Prosecutors arrested six people, including the mother of a Lower House lawmaker, on Wednesday as part of the vote-buying and campaign-funding scandal embroiling the Tokushukai hospital group.

They are suspected of providing local politicians and others with ¥60 million in vote-buying funds for the 2012 election.

Hideko Tokuda, 75, is suspected of providing around ¥20 million to the campaign office of her son, Takeshi, in December for the campaign that was held that month.

The lawmaker’s indicted elder sister, Michiyo Stern, 46, is believed to have provided around ¥30 million.

Some of that ¥50 million and another ¥10 million from other sources are suspected to have been provided to Tokuda’s campaign office in his Kagoshima Prefecture district from last November to December, according to the sources.

In addition to Tokuda’s mother, the special investigative squad of the Tokyo District Public Prosecutor’s Office served fresh arrest warrants Wednesday to four executives of Tokushukai, including Stern, while newly arresting another man on suspicion of providing vote-buying funds. The prosecutors also raided the group’s Tokyo headquarters.

Hideko Tokuda was quoted as telling prosecutors before her arrest, “I provided the campaign money, but I was not informed of how it was used.”

The Tokyo prosecutors, in cooperation with the Kagoshima police, are questioning local politicians in Kagoshima suspected of having received the vote-buying money. One told a reporter after being questioned, “I did not receive the money.”

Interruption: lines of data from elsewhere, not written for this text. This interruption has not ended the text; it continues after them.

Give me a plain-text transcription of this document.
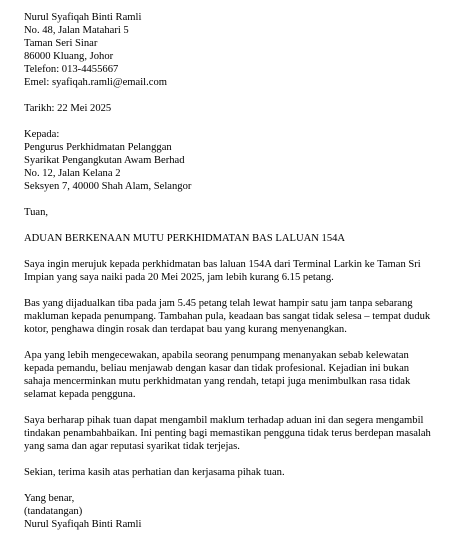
Nurul Syafiqah Binti Ramli
No. 48, Jalan Matahari 5
Taman Seri Sinar
86000 Kluang, Johor
Telefon: 013-4455667
Emel: syafiqah.ramli@email.com
Tarikh: 22 Mei 2025
Kepada:
Pengurus Perkhidmatan Pelanggan
Syarikat Pengangkutan Awam Berhad
No. 12, Jalan Kelana 2
Seksyen 7, 40000 Shah Alam, Selangor
Tuan,
ADUAN BERKENAAN MUTU PERKHIDMATAN BAS LALUAN 154A
Saya ingin merujuk kepada perkhidmatan bas laluan 154A dari Terminal Larkin ke Taman Sri
Impian yang saya naiki pada 20 Mei 2025, jam lebih kurang 6.15 petang.
Bas yang dijadualkan tiba pada jam 5.45 petang telah lewat hampir satu jam tanpa sebarang
makluman kepada penumpang. Tambahan pula, keadaan bas sangat tidak selesa – tempat duduk
kotor, penghawa dingin rosak dan terdapat bau yang kurang menyenangkan.
Apa yang lebih mengecewakan, apabila seorang penumpang menanyakan sebab kelewatan
kepada pemandu, beliau menjawab dengan kasar dan tidak profesional. Kejadian ini bukan
sahaja mencerminkan mutu perkhidmatan yang rendah, tetapi juga menimbulkan rasa tidak
selamat kepada pengguna.
Saya berharap pihak tuan dapat mengambil maklum terhadap aduan ini dan segera mengambil
tindakan penambahbaikan. Ini penting bagi memastikan pengguna tidak terus berdepan masalah
yang sama dan agar reputasi syarikat tidak terjejas.
Sekian, terima kasih atas perhatian dan kerjasama pihak tuan.
Yang benar,
(tandatangan)
Nurul Syafiqah Binti Ramli
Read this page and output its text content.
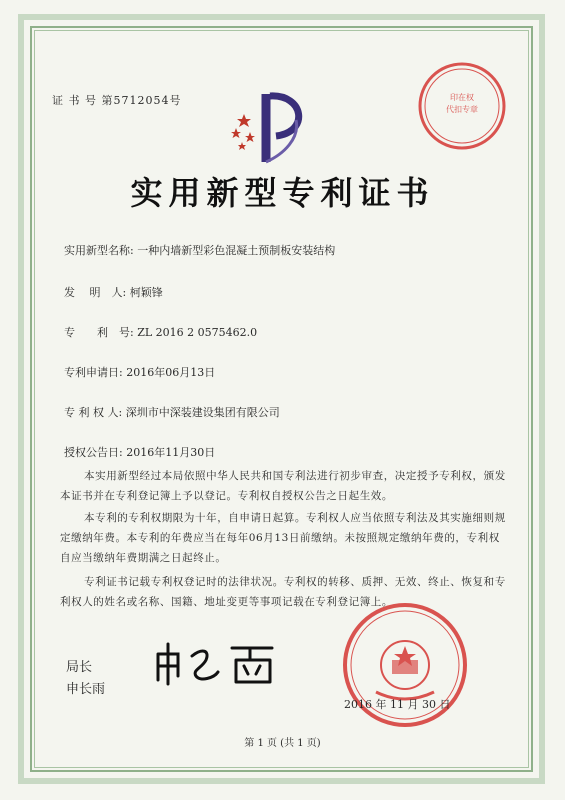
证 书 号 第5712054号
实用新型专利证书
实用新型名称: 一种内墙新型彩色混凝土预制板安装结构
发　 明　人: 柯颖锋
专　　利　号: ZL 2016 2 0575462.0
专利申请日: 2016年06月13日
专 利 权 人: 深圳市中深装建设集团有限公司
授权公告日: 2016年11月30日
本实用新型经过本局依照中华人民共和国专利法进行初步审查，决定授予专利权，颁发本证书并在专利登记簿上予以登记。专利权自授权公告之日起生效。
本专利的专利权期限为十年，自申请日起算。专利权人应当依照专利法及其实施细则规定缴纳年费。本专利的年费应当在每年06月13日前缴纳。未按照规定缴纳年费的，专利权自应当缴纳年费期满之日起终止。
专利证书记载专利权登记时的法律状况。专利权的转移、质押、无效、终止、恢复和专利权人的姓名或名称、国籍、地址变更等事项记载在专利登记簿上。
印在权
代扣专章
局长
申长雨
2016 年 11 月 30 日
第 1 页 (共 1 页)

Tokushukai was founded by the lawmaker’s father, Torao Tokuda, in Osaka in 1973. He is also believed to have been involved in the alleged election violation but has avoided arrest due to his poor health. He is suffering from an incurable motor neuron disease.

On Tuesday, the prosecutors indicted the lawmaker’s two sisters — Stern and Narumi Koshizawa, 50 — and six other Tokushukai executives on a charge of providing rewards to group employees who worked on the campaign in the Kagoshima No. 2 district, where Liberal Democratic Party candidate Takeshi Tokuda won a third term in the election.

Tokuda left the ruling LDP after the election violation allegations emerged.